The agency obtained orders on March 25 from the chief magistrate at the Milimani law courts to investigate the accounts of the highways authority staff members suspected to have benefited illegally from their positions. However, the order does not freeze their accounts.
FRAUDULENTLY
“Whereas it has been proved to me on oath that for the purpose of an investigation into the commission of an offence of money laundering and proceeds of crime, an order be and is hereby issued to inspect the books of accounts,” the court ordered and went on to name the banks where the accounts are.
A source at ARA said some of the KeNHA employees under probe are suspected to have registered companies in the names of proxies in order to take advantage of the preferential treatment the government has given to women, youth and the disabled to access government tenders.
Among those who are under probe is a top manager in the development department and a senior official in supply chain management. Our source, an employee who spoke in confidence, revealed that most of those in the list are senior engineers and those from the procurement unit.
In his affidavit before the court, an ARA officer who is investigating the case, Corporal Isaac Nakitare, said that the probe follows an anonymous letter that they received in February.
“That on 12th day of February 2019 the Assets Recovery Agency received information from a whistle-blower through an anonymous letter that there was suspected fraud at … KeNHA involving irregular tender award procedures,” he said. The accounts under scrutiny are held in Housing Finance Corporation of Kenya, Barclays Bank, Kenya Commercial Bank, Cooperative Bank, and Standard Chartered Bank.

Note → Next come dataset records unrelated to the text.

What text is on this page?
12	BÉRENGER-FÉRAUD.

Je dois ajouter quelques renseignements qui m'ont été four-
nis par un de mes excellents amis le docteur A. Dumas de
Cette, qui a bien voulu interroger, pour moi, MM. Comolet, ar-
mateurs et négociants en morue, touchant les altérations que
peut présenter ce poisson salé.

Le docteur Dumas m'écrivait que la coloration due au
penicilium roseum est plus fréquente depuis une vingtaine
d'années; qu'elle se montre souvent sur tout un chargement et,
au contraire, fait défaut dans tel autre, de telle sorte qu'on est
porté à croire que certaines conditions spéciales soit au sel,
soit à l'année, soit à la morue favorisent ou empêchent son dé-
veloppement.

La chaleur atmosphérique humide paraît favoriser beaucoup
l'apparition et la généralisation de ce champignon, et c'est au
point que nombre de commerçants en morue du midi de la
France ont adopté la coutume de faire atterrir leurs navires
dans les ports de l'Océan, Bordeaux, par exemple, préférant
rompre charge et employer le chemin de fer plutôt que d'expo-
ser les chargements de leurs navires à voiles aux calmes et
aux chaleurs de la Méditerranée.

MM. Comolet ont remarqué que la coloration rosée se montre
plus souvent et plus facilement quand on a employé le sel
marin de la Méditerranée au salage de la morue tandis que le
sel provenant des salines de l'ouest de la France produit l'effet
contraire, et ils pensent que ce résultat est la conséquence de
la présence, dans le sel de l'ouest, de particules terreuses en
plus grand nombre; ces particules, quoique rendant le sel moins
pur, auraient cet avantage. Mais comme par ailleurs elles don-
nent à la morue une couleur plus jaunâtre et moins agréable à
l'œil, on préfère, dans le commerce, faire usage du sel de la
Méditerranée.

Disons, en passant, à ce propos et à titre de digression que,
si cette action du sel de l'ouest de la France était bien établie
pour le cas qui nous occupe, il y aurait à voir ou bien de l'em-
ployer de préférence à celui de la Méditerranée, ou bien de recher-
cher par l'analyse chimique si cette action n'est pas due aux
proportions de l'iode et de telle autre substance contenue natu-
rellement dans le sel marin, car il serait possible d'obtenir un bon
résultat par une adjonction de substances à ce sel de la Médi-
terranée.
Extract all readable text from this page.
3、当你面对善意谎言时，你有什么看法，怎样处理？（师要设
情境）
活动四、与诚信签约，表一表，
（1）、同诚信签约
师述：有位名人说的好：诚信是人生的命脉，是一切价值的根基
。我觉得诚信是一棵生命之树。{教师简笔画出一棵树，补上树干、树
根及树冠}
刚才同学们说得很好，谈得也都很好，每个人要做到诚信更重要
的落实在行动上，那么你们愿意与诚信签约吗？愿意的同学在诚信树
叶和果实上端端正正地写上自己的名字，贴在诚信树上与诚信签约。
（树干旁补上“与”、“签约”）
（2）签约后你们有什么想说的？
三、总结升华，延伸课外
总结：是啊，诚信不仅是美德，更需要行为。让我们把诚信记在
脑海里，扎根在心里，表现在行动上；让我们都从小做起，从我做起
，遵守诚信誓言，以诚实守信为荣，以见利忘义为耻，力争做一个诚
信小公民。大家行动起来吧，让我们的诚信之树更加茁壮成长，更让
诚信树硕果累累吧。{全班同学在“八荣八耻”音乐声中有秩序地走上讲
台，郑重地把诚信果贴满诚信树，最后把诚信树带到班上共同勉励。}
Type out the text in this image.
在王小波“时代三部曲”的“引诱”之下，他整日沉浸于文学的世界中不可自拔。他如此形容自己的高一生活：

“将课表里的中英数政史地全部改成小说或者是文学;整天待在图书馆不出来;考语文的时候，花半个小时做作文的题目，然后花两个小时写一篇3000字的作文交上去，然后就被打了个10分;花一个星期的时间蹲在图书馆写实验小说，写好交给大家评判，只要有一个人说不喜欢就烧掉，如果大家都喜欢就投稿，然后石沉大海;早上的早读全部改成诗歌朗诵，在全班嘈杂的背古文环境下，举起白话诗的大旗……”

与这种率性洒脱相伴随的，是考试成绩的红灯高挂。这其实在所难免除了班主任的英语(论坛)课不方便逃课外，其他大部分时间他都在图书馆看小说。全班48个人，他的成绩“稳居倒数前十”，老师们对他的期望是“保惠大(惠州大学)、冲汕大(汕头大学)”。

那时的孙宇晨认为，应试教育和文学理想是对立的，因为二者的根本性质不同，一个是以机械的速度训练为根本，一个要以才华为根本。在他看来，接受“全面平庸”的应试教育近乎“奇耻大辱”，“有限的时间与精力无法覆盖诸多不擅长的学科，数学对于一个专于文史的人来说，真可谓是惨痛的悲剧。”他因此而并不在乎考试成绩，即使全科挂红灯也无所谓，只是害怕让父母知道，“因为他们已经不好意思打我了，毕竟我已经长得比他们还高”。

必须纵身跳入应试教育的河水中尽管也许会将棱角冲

“That the said bank accounts are suspected to have fraudulently received payments for won tenders at KeNHA without having genuine mandatory requirements and without doing any work,” said Cpl Nakitare.
QUESTIONABLE
Some of the employees hold accounts in more than two banks. We could not establish an estimate of how much money the ARA investigator is looking at as this was not indicated in the court documents. The investigator asked the banks to provide him with the account opening documents of the suspects, as well as their bank statements from January 2017 to march 2019.
Furthermore, he will require for scrutiny the cheque or cash deposit slips of the suspects, withdrawal slips as well as their real time gross settlement (RTGS) transfers.
On March 26, KeNHA director general Peter Mundinia wrote to ARA forwarding several documents, among them payslips of tender committee members, tenders adverts and notices for the third and fourth quarter of the 2018/2019 financial years as well as Access to Government Procurement Opportunity (AGPO) certificates for bidders.
One of the staff members, who is under scrutiny but who asked not to be named in this article, said the investigation largely targeted those who may at one time or the other sat on the tender committee.
By examining the bank accounts of the targeted employees vis-à-vis their salaries from KeNHA, the ARA investigator will be seeking to determine whether some of them could have accumulated wealth through questionable means.
Other senior staff under investigation include an assistant director, an engineer involved in the construction of the 500km Isiolo-Moyale highway linking Kenya and Ethiopia, two regional managers, an official in the ICT department, a senior manager working in risk management and business process re-engineering, an official in the public-private partnerships docket and a top officer involved in design and construction.